Before the 2010 Malaspina expedition, studies based on trawl surveys estimated that the twilight zone contains about a gigatonne (1bn tonnes) of fish. But this was most likely an underestimate, it turns out, because lanternfish avoid being caught by swimming away from the open nets. The Malaspina acoustic survey did not rely on nets, and in 2014 its research led to new estimates of the abundance of twilight-zone fish, ranging between 10 and 20 gigatonnes.
The prospect of such a colossal harvest raised an old question: could fish from the twilight zone help to feed a growing human population? (...)
Climate consequences
In contrast to extremely slow-growing deep-sea species such as orange roughy, lanternfish are more likely to withstand substantial hunting pressure; they are much faster growing, and their lives are measured in months, some living for less than two years. Nevertheless, fishing in the twilight zone could trigger a different kind of catastrophe by disrupting the way lanternfish and similar species help regulate the climate.
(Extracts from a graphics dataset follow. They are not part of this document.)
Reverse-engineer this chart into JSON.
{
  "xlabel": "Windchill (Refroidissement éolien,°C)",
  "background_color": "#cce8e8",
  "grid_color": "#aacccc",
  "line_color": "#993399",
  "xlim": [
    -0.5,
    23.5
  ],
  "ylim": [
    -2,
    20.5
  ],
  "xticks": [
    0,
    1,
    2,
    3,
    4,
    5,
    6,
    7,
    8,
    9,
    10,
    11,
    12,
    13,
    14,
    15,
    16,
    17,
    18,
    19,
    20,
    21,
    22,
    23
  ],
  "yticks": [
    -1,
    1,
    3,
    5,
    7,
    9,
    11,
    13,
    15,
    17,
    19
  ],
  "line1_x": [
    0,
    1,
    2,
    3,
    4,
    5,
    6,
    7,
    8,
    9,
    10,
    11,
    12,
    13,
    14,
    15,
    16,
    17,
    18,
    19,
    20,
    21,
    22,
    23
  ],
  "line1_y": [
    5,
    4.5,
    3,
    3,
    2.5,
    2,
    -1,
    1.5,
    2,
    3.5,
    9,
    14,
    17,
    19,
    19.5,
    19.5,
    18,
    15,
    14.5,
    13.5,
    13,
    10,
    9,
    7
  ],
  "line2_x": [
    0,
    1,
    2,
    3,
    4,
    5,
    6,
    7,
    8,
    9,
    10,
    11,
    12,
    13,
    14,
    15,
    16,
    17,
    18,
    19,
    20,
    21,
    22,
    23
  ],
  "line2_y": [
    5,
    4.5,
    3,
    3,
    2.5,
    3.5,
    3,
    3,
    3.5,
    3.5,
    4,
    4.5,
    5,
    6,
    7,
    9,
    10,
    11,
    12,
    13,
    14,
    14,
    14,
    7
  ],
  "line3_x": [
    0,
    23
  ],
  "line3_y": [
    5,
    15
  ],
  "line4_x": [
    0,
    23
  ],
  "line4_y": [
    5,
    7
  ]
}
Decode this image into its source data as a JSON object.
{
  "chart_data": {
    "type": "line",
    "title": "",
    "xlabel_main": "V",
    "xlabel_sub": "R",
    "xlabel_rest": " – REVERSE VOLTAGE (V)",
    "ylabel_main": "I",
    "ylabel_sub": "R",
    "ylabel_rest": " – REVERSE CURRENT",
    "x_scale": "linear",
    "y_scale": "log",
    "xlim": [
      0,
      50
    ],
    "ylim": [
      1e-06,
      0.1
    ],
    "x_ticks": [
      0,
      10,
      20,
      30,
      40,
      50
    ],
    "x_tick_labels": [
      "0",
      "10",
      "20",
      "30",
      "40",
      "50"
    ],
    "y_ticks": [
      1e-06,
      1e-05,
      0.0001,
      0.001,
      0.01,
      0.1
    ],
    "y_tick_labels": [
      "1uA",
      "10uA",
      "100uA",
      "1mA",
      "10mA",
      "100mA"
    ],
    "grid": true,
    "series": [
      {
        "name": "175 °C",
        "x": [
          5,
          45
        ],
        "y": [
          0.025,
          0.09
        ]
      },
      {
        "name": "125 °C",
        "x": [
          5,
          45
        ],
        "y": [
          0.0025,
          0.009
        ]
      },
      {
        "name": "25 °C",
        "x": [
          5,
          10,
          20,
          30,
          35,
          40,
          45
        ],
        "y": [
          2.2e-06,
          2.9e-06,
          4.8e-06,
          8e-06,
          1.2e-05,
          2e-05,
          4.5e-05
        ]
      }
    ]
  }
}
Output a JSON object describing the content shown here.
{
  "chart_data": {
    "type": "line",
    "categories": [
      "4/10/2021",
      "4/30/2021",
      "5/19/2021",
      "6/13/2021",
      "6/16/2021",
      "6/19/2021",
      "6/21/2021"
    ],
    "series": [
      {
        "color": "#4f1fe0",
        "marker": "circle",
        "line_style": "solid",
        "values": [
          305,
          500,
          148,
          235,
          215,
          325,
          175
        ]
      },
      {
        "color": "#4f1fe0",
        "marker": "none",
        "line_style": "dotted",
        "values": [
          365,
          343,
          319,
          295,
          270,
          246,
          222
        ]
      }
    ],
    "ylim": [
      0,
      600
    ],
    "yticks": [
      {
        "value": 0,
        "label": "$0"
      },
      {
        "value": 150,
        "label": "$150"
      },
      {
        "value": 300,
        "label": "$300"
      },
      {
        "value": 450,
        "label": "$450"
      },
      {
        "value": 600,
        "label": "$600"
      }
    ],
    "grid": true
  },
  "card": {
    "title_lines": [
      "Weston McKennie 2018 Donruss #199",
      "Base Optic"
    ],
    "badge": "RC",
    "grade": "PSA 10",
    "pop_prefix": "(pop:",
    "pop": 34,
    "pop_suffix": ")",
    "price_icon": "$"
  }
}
Their daily routine of swimming up and down forms vital connections between the surface and the deep by boosting the “particle injection pumps”. This is the process of little fish feeding in the shallows, then plunging downwards, where they are eaten by bigger fish that remain in the deep, thereby “pumping” carbon dioxide from the atmosphere into the deep ocean where it can be stored. If particles sink below 1,000 metres their carbon can be stored for up to 1,000 years before returning to the surface. A study of the continental slope off western Ireland estimated that deep-dwelling fish capture and store the equivalent of 1m tonnes of CO2 a year.